Anova(model_3, type = "III") |>
tidy() |>
mutate(across(where(is.numeric), \(x) round(x, 4))) |>
kable(caption = "Type III ANOVA: Testing Each Predictor's Contribution") |>
kable_styling(bootstrap_options = c("striped", "hover"), full_width = FALSE)| term | sumsq | df | statistic | p.value |
|---|---|---|---|---|
| (Intercept) | 12030.737 | 1 | 231.5357 | 0 |
| age | 10907.874 | 1 | 209.9258 | 0 |
| sex | 3663.847 | 1 | 70.5120 | 0 |
| physhlth_days | 10633.920 | 1 | 204.6535 | 0 |
| sleep_hrs | 3049.400 | 1 | 58.6868 | 0 |
| gen_health | 5379.751 | 4 | 25.8838 | 0 |
| Residuals | 259335.435 | 4991 | NA | NA |
6a. (5 pts) Using the full model from Task 3a, write a 3–4 sentence paragraph summarizing the association between general health status and mental health days for a non-statistical audience. Your paragraph should:
This analysis showed that general health is directly associated with mental health. The model uses cross-sectional data, meaning there is no timeline, so we cannot determine which variable is impacting or causing the other and we can only state that they have an association. Those with the best general health had the fewest days with poor mental health, whereas those with the worst general health had the most days with poor mental health.

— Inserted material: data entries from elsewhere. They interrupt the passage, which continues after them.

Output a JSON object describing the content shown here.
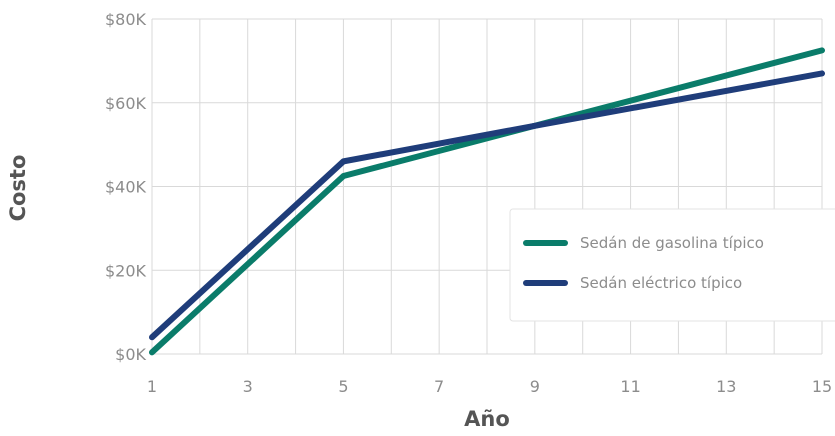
{
  "chart_data": {
    "type": "line",
    "xlabel": "Año",
    "ylabel": "Costo",
    "x_ticks": [
      "1",
      "3",
      "5",
      "7",
      "9",
      "11",
      "13",
      "15"
    ],
    "y_ticks": [
      "$0K",
      "$20K",
      "$40K",
      "$60K",
      "$80K"
    ],
    "xlim": [
      1,
      15
    ],
    "ylim": [
      0,
      80000
    ],
    "grid": true,
    "legend_position": "right",
    "series": [
      {
        "name": "Sedán de gasolina típico",
        "color": "#0a7c6a",
        "x": [
          1,
          5,
          9,
          15
        ],
        "y": [
          400,
          42500,
          54500,
          72500
        ]
      },
      {
        "name": "Sedán eléctrico típico",
        "color": "#1f3d7a",
        "x": [
          1,
          5,
          9,
          15
        ],
        "y": [
          4000,
          46000,
          54500,
          67000
        ]
      }
    ]
  }
}
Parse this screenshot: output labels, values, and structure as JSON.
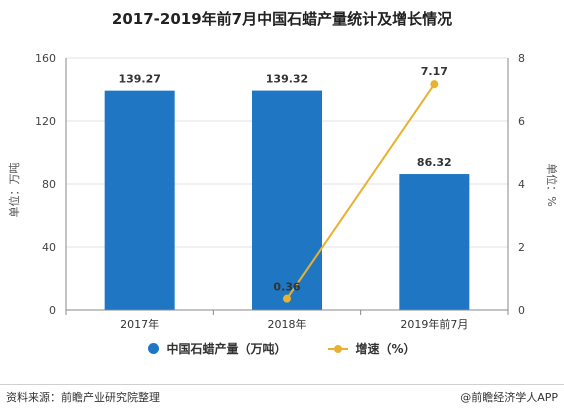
{
  "title": "2017-2019年前7月中国石蜡产量统计及增长情况",
  "chart_data": {
    "type": "bar",
    "categories": [
      "2017年",
      "2018年",
      "2019年前7月"
    ],
    "series": [
      {
        "name": "中国石蜡产量（万吨）",
        "type": "bar",
        "axis": "left",
        "values": [
          139.27,
          139.32,
          86.32
        ],
        "labels": [
          "139.27",
          "139.32",
          "86.32"
        ],
        "color": "#1f77c4"
      },
      {
        "name": "增速（%）",
        "type": "line",
        "axis": "right",
        "values": [
          null,
          0.36,
          7.17
        ],
        "labels": [
          "",
          "0.36",
          "7.17"
        ],
        "color": "#e8b130"
      }
    ],
    "y_left": {
      "label": "单位：万吨",
      "min": 0,
      "max": 160,
      "ticks": [
        "0",
        "40",
        "80",
        "120",
        "160"
      ]
    },
    "y_right": {
      "label": "单位：%",
      "min": 0,
      "max": 8,
      "ticks": [
        "0",
        "2",
        "4",
        "6",
        "8"
      ]
    },
    "grid": true,
    "legend_position": "bottom"
  },
  "legend": {
    "bar_label": "中国石蜡产量（万吨）",
    "line_label": "增速（%）"
  },
  "footer": {
    "source": "资料来源：前瞻产业研究院整理",
    "credit": "@前瞻经济学人APP"
  }
}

6b. (10 pts) Now consider both the education model (from the guided practice) and the general health model (from your lab). Discuss: Which categorical predictor appears to be more strongly associated with mental health days? How would you decide which to include if you were building a final model? Write 3–4 sentences addressing this comparison.
The analyses showed associations between education and general health with the outcome of interest, days with poor mental health. General health had a stronger association with mental health, as evidenced by the impact that changes to the variables had on the mean days with poor mental health. If I were building a final model, I would include education as well as general health and the other demographic factors to build the strongest model possible.